Un consensus existe au sein du secteur agricole, même si des divergences apparaissent sur l’application pratique de cette mesure et sur la manière d’en calculer précisément les coûts.
L’adoption de la loi a été rendue possible grâce à une large majorité parlementaire. La plupart des groupes politiques – y compris ceux du gouvernement, ses partenaires et même certains membres de l’opposition – étaient favorables au projet et se sont par ailleurs abstenus sans manifester une large opposition.
Les agriculteurs espagnols sont-ils mieux protégés que les agriculteurs français ? ?
Les agriculteurs espagnols semblent mieux protégés, mais il est encore trop tôt pour évaluer pleinement l’efficacité de cette loi. Désormais, dans certaines négociations, les producteurs peuvent mettre en avant leurs coûts et s’appuyer sur des études publiques pour justifier les prix de vente, facilitant ainsi une véritable négociation. Les premières sanctions ont été imposées aux entreprises qui achetaient à des prix inférieurs au coût de production, marquant ainsi un début d’application concrète de la loi. Des sanctions importantes ont déjà été imposées.
« L’agriculture espagnole reste compétitive »

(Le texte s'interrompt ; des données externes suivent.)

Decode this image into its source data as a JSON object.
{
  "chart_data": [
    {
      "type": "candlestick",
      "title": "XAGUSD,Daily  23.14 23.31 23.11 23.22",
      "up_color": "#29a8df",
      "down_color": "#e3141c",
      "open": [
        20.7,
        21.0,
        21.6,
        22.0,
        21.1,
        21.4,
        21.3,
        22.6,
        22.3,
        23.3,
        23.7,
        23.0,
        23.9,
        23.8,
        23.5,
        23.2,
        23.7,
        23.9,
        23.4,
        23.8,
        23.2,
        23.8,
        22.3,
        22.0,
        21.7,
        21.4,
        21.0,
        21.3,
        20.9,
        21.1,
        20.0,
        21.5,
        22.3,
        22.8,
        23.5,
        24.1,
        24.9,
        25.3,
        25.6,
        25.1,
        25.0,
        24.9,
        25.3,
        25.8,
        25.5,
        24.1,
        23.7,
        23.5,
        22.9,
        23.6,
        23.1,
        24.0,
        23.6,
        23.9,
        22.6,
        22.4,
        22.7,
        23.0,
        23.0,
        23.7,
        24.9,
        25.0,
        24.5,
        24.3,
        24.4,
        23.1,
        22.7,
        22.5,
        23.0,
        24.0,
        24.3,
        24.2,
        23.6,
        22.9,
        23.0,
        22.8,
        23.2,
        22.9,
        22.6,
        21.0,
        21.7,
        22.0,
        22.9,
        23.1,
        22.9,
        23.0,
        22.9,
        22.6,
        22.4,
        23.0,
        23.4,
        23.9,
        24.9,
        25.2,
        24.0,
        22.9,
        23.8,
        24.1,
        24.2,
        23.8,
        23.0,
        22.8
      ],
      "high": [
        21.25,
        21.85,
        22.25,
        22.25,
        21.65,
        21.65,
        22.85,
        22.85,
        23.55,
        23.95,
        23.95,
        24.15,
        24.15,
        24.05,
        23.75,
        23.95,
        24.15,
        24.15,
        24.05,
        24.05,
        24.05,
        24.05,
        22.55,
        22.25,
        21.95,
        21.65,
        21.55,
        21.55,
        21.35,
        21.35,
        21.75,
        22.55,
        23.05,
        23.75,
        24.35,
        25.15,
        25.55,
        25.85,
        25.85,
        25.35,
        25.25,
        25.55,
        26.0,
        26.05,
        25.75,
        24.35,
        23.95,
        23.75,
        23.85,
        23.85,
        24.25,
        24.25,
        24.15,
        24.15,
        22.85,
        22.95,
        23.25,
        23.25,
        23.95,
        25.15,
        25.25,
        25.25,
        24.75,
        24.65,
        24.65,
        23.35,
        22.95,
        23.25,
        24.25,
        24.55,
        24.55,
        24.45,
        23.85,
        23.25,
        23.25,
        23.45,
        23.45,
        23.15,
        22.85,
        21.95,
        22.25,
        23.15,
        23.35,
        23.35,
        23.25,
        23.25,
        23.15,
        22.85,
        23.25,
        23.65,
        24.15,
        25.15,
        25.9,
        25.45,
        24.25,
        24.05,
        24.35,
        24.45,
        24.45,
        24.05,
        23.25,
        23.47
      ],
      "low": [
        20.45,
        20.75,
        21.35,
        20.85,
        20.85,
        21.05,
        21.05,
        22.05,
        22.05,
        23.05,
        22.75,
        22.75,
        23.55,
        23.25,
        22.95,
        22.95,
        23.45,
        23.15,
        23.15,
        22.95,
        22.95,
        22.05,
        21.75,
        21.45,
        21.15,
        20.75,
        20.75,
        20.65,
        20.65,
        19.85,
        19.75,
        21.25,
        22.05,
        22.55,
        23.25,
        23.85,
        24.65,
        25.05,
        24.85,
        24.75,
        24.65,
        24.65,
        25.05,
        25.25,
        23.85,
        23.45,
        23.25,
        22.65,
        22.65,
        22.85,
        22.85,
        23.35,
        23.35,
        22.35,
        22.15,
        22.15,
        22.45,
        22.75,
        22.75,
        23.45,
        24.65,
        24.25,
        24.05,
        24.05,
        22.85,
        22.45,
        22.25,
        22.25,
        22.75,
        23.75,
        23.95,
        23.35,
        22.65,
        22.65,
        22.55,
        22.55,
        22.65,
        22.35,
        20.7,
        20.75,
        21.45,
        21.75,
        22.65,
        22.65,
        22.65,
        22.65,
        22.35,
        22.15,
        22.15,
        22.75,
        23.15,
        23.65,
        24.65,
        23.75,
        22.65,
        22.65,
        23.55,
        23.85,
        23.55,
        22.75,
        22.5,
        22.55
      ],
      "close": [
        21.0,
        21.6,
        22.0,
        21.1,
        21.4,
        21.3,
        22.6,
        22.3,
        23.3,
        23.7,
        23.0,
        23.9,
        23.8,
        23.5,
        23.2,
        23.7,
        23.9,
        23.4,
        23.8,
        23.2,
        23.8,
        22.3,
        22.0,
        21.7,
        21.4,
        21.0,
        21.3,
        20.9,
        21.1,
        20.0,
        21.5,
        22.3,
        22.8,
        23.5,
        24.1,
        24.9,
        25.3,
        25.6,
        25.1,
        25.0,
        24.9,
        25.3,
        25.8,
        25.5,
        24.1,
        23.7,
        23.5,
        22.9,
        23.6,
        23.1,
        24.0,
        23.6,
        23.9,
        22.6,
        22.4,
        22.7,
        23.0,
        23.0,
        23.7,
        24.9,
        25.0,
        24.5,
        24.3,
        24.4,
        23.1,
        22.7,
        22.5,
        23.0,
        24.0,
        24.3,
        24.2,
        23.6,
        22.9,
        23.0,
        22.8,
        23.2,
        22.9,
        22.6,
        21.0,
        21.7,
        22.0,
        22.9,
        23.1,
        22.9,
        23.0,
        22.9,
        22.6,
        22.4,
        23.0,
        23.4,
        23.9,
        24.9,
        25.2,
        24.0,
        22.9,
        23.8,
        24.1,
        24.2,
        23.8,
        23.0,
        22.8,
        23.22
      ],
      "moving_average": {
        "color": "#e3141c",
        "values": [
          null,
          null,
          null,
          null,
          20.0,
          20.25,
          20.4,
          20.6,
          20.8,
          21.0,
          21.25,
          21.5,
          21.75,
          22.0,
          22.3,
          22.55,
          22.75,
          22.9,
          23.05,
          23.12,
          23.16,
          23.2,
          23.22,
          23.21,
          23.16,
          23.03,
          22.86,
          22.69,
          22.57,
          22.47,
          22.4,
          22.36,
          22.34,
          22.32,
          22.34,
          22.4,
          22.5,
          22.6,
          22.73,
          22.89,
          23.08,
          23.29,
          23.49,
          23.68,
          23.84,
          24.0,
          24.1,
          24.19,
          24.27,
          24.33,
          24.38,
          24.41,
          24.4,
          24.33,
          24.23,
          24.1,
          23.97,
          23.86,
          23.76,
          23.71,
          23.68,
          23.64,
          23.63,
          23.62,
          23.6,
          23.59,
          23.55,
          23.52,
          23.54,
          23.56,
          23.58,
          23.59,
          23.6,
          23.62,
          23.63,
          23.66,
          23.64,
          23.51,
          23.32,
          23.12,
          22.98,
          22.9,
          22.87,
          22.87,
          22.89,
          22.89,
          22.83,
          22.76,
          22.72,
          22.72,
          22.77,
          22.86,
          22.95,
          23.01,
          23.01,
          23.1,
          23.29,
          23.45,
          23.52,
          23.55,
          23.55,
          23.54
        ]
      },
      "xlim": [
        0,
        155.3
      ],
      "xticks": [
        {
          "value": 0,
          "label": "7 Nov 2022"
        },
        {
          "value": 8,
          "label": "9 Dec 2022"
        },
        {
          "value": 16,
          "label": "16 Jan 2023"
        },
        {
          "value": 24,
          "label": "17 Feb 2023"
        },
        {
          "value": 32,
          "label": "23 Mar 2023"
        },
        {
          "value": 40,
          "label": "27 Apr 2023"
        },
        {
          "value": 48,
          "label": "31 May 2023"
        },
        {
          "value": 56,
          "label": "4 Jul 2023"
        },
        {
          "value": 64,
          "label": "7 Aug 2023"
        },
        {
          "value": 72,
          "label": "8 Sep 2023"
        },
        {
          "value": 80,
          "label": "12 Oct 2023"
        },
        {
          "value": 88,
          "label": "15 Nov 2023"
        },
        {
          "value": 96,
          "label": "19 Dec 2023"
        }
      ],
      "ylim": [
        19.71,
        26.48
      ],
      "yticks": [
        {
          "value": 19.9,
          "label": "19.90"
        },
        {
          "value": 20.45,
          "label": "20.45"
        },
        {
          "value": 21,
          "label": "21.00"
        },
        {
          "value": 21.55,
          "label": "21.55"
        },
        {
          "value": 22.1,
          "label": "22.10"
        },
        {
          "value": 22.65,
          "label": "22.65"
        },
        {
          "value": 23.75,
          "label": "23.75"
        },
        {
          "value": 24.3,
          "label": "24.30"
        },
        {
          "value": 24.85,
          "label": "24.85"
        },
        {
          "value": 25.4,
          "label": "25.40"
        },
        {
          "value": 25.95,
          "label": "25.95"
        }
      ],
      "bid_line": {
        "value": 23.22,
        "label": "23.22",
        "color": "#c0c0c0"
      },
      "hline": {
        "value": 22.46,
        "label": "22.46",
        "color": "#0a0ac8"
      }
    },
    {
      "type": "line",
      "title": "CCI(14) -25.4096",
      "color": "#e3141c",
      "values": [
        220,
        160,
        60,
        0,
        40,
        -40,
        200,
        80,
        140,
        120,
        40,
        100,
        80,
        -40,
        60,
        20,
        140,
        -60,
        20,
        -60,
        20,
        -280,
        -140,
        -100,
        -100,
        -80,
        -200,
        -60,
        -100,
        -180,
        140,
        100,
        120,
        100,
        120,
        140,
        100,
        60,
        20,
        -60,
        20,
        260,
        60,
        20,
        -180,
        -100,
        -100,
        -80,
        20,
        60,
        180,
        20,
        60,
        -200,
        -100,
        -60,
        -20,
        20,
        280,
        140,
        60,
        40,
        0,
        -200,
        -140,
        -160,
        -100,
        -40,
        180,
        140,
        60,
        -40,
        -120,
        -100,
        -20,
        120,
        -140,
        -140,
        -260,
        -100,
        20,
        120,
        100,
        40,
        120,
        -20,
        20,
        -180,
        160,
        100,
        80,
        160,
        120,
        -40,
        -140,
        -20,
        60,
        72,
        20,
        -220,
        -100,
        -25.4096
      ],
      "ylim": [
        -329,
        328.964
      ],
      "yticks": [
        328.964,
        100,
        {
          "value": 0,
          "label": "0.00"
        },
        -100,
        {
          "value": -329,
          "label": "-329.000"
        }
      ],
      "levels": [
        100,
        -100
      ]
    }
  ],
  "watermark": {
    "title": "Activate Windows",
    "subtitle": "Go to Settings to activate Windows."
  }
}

Nous assistons à un changement de mentalité dans le secteur producteur. Il prend davantage conscience de ses coûts de production, gagne en capacité de négociation et a la possibilité de dénoncer les abus, même si la mesure n’a pas résolu tous les problèmes.

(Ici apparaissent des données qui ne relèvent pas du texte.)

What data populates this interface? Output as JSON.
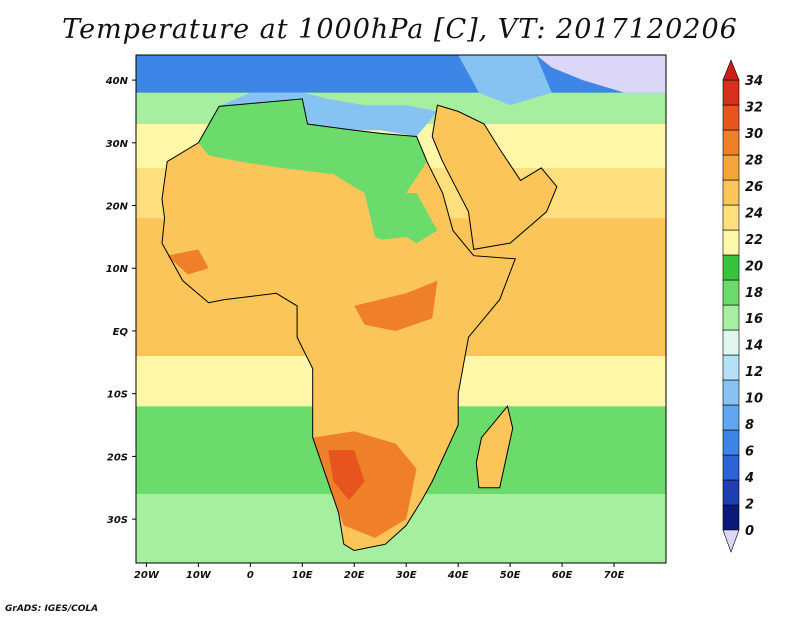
{
  "title": "Temperature at 1000hPa [C], VT: 2017120206",
  "credit": "GrADS: IGES/COLA",
  "map": {
    "lon_range": [
      -22,
      80
    ],
    "lat_range": [
      -37,
      44
    ],
    "lon_ticks": [
      {
        "lon": -20,
        "label": "20W"
      },
      {
        "lon": -10,
        "label": "10W"
      },
      {
        "lon": 0,
        "label": "0"
      },
      {
        "lon": 10,
        "label": "10E"
      },
      {
        "lon": 20,
        "label": "20E"
      },
      {
        "lon": 30,
        "label": "30E"
      },
      {
        "lon": 40,
        "label": "40E"
      },
      {
        "lon": 50,
        "label": "50E"
      },
      {
        "lon": 60,
        "label": "60E"
      },
      {
        "lon": 70,
        "label": "70E"
      }
    ],
    "lat_ticks": [
      {
        "lat": 40,
        "label": "40N"
      },
      {
        "lat": 30,
        "label": "30N"
      },
      {
        "lat": 20,
        "label": "20N"
      },
      {
        "lat": 10,
        "label": "10N"
      },
      {
        "lat": 0,
        "label": "EQ"
      },
      {
        "lat": -10,
        "label": "10S"
      },
      {
        "lat": -20,
        "label": "20S"
      },
      {
        "lat": -30,
        "label": "30S"
      }
    ]
  },
  "colorbar": {
    "levels": [
      "0",
      "2",
      "4",
      "6",
      "8",
      "10",
      "12",
      "14",
      "16",
      "18",
      "20",
      "22",
      "24",
      "26",
      "28",
      "30",
      "32",
      "34"
    ],
    "colors": [
      "#0a1a7a",
      "#1f3fb0",
      "#2e63d4",
      "#3d86e8",
      "#5fa7ef",
      "#86c3f2",
      "#b5e0f5",
      "#e0f6f0",
      "#a6eea0",
      "#6bdc6b",
      "#38c43a",
      "#fff7a8",
      "#fde07d",
      "#fbc55a",
      "#f6a53c",
      "#f07f2a",
      "#e8541e",
      "#d7301c"
    ],
    "under_color": "#dcd6f8",
    "over_color": "#cc1f1a"
  },
  "colors": {
    "ocean_equatorial": "#fbc55a",
    "ocean_tropical": "#fde07d",
    "ocean_subtropical": "#fff7a8",
    "cool_ocean": "#6bdc6b",
    "cold_ocean": "#a6eea0",
    "sahara_north": "#6bdc6b",
    "hot_land": "#f07f2a",
    "hottest_land": "#e8541e",
    "mediterranean": "#86c3f2",
    "europe": "#3d86e8",
    "himalaya_snow": "#dcd6f8",
    "coastline": "#000000"
  }
}
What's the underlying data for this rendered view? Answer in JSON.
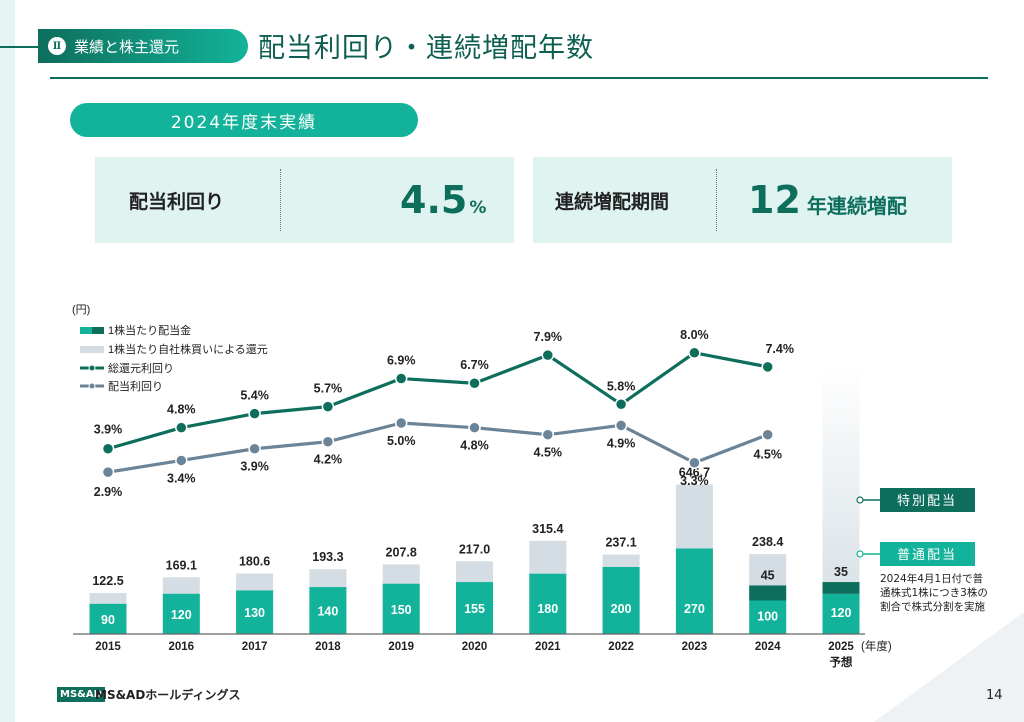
{
  "section": {
    "number": "Ⅱ",
    "label": "業績と株主還元"
  },
  "page_title": "配当利回り・連続増配年数",
  "period_label": "2024年度末実績",
  "kpis": [
    {
      "label": "配当利回り",
      "value": "4.5",
      "unit": "%"
    },
    {
      "label": "連続増配期間",
      "value": "12",
      "unit": "年連続増配"
    }
  ],
  "footer": {
    "logo": "MS&AD",
    "company": "MS&ADホールディングス",
    "page": "14"
  },
  "annotation": {
    "special_label": "特別配当",
    "regular_label": "普通配当",
    "note": "2024年4月1日付で普通株式1株につき3株の割合で株式分割を実施"
  },
  "colors": {
    "regular": "#12b39a",
    "special": "#0e6e5c",
    "buyback": "#d3dde3",
    "total_line": "#0e6e5c",
    "yield_line": "#6b8497",
    "brand": "#0e6e5c"
  },
  "chart_data": {
    "type": "bar",
    "title": "",
    "ylabel": "(円)",
    "xlabel": "(年度)",
    "categories": [
      "2015",
      "2016",
      "2017",
      "2018",
      "2019",
      "2020",
      "2021",
      "2022",
      "2023",
      "2024",
      "2025"
    ],
    "category_sublabels": [
      "",
      "",
      "",
      "",
      "",
      "",
      "",
      "",
      "",
      "",
      "予想"
    ],
    "legend": [
      "1株当たり配当金",
      "1株当たり自社株買いによる還元",
      "総還元利回り",
      "配当利回り"
    ],
    "legend_position": "top-left",
    "series": [
      {
        "name": "1株当たり配当金(普通配当)",
        "kind": "bar",
        "values": [
          90,
          120,
          130,
          140,
          150,
          155,
          180,
          200,
          270,
          100,
          120
        ]
      },
      {
        "name": "1株当たり配当金(特別配当)",
        "kind": "bar",
        "values": [
          null,
          null,
          null,
          null,
          null,
          null,
          null,
          null,
          null,
          45,
          35
        ]
      },
      {
        "name": "1株当たり自社株買いによる還元 (total label)",
        "kind": "bar_total",
        "values": [
          122.5,
          169.1,
          180.6,
          193.3,
          207.8,
          217.0,
          315.4,
          237.1,
          646.7,
          238.4,
          null
        ]
      },
      {
        "name": "総還元利回り",
        "kind": "line",
        "unit": "%",
        "values": [
          3.9,
          4.8,
          5.4,
          5.7,
          6.9,
          6.7,
          7.9,
          5.8,
          8.0,
          7.4,
          null
        ]
      },
      {
        "name": "配当利回り",
        "kind": "line",
        "unit": "%",
        "values": [
          2.9,
          3.4,
          3.9,
          4.2,
          5.0,
          4.8,
          4.5,
          4.9,
          3.3,
          4.5,
          null
        ]
      }
    ],
    "notes": [
      "2024年4月1日付で普通株式1株につき3株の割合で株式分割を実施"
    ]
  }
}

Dans une économie mondialisée, les acheteurs ne vont-ils pas s’approvisionner ailleurs ? ?
Un critique a déclaré que des prix trop élevés pourraient pousser les acheteurs vers d’autres pays. La question est plutôt : pourquoi les coûts de production sont-ils plus bas dans d’autres pays ? ? Pour une concurrence loyale, les produits importés doivent répondre aux mêmes normes. Toutefois, les chiffres ne confirment pas une perte de compétitivité pour les producteurs espagnols. Les exportations agroalimentaires espagnoles atteignent chaque année des records, ce qui indique que l’agriculture espagnole reste compétitive malgré la loi de la chaîne.
Cette loi pourrait-elle contribuer à s’éloigner du modèle productiviste, en intégrant les enjeux écologiques, ou risque-t-elle au contraire de renforcer ce modèle ? ?
Cette loi n’intègre pas directement les objectifs écologiques. Cependant, cela protège les coûts de production des agriculteurs, ce qui pourrait encourager des types d’agriculture soucieux de l’environnement. Indirectement, elle peut donc être bénéfique pour l’écologie, même si son objectif premier n’est pas spécifiquement environnemental mais plutôt la rentabilité des producteurs.
VIF DIEUBATTE DANS FRANCE SUR LE « PRIX SOL »
Le débat français sur les moyens d’améliorer les revenus des agriculteurs s’articule notamment autour de l’idée d’un « prix plancher »qui serait fixé par l’État. Les syndicats de petits producteurs, comme la Confédération paysanne et le Modef, et les partis de gauche poussent depuis plusieurs années cette revendication, rejetée par le FNSEA et Coordination rurale, syndicats agricoles conventionnels.
Emmanuel Macron l’a repris oralement en février 2024, en pleine crise agricole, mais s’y est finalement opposé lors de son examen au Parlement au printemps.